Just to be fair, yes, the individual superhero subsuming himself for the morally ambiguous Union is a running theme of Union Dues stories. Rather than the heteronormative analysis, one can easily see this story as yet another instance of the running theme. I get that. However, the interpretations are not mutually exclusive.)

All in all, it's a decently written story. A couple of places where characters change their minds feel unmotivated to me. We never get the ramification of a few events and so they feel like intrusions whose sole purpose is to steer the plot where Jeffrey R. DeRego wanted it to go. However, TK elicited an emotional reaction from me and that's probably a good thing.

Mostly though, I knew where the story was about and where it would go the instant Johnny's "heart fluttered" when he looked at Tam. That it proceeded immediately to be about that and go there put a ceiling on how engaged I could be with the story. It doesn't really cover the territory with enough psychological depth and insight for me to care very much what happens to these people. Despite Johnny evoking the word "love," his behavior in the story doesn't really justify it. Pretty much everything in the story overwhelms that love. i.e., if you're going to do a story about a teenager coming to grips with his homosexuality, it ought to be about a teenager coming to grips with his homosexuality, not everything else that tries to distract him away from it.

Unrequited love *hurts*. In this case, it's not even that the other person doesn't love. The other person is literally incapable of loving you. No matter what you do, no matter what happens, that other person will never love you. I never get the sense he's paid any more than lip service to the word "love." The ironic ending wasn't nearly ironic enough. This is odd because usually, the very end is when the Union Dues stories suddenly get all dark. What I think of as the typical Union Dues ending would have been awesome here.

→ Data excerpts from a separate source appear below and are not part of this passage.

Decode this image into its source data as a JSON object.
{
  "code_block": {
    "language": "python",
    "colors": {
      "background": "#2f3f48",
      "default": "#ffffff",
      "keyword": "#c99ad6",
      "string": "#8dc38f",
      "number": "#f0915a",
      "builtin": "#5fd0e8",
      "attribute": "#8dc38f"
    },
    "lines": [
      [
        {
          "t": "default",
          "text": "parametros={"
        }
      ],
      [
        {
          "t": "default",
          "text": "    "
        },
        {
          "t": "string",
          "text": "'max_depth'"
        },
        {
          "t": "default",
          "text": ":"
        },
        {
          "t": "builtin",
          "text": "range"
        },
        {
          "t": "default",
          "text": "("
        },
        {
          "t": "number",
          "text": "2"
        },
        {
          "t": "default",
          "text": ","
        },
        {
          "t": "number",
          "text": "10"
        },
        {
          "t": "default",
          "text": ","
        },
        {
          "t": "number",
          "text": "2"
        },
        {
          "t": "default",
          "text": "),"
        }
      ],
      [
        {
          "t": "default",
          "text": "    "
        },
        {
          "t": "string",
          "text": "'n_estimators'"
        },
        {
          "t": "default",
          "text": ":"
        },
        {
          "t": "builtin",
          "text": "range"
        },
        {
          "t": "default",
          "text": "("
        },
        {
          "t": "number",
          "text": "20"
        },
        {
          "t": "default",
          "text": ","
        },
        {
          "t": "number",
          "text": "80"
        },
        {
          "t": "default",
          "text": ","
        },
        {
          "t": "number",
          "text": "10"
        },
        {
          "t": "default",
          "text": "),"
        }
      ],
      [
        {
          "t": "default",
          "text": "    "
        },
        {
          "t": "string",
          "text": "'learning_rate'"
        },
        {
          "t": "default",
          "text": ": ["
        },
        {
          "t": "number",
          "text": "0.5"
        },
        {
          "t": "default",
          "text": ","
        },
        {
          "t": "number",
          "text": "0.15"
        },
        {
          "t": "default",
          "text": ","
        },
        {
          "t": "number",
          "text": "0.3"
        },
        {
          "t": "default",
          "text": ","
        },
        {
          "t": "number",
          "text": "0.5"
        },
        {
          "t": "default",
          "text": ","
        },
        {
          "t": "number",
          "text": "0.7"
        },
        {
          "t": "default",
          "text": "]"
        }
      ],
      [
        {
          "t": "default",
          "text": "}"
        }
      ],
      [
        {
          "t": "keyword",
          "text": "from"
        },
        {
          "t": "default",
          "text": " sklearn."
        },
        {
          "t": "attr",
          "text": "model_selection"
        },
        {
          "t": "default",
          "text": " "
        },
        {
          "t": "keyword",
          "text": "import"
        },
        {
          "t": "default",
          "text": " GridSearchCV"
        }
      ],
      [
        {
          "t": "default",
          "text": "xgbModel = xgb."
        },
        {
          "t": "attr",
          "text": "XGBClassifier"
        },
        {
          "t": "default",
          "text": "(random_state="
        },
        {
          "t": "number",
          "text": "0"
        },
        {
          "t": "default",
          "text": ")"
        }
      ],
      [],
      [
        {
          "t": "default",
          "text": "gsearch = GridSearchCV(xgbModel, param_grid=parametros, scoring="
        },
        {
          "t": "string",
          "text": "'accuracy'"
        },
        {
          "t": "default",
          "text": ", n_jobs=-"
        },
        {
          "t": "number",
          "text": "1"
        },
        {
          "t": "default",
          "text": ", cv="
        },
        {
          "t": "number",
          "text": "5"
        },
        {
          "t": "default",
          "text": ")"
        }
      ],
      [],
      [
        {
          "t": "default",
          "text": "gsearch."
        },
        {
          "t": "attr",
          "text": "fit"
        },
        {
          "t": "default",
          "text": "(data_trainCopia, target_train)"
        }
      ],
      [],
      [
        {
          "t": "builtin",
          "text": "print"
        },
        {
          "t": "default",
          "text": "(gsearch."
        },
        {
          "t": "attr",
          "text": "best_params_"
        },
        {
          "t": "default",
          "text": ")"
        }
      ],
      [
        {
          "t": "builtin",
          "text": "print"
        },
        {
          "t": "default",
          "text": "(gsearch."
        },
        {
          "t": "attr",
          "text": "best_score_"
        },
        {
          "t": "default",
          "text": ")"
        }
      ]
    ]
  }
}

Just as a level set, I tend to be lukewarm about all the Union Dues stories, except for some reason, the first one. Maybe it's because it was the first one and so felt novel. I don't deny the skill with which they're written, but I have about the same gripes with every Union Dues story I've heard. I figure this means that they're just Not For Me. If you love the Union Dues series, and lots of people do for good reason, you'll probably like this story too. As for me, meh.

[I don't think it needs to be said, but just in case my flippant opening gives anyone the wrong impression: I don't think this story intends to discourage anyone else from coming out, nor do I think it would. The story is ultimately rather gay friendly. It just leaves me with the feeling that I've heard it already. The details that distinguish this story from another ultimately don't matter so much to me.]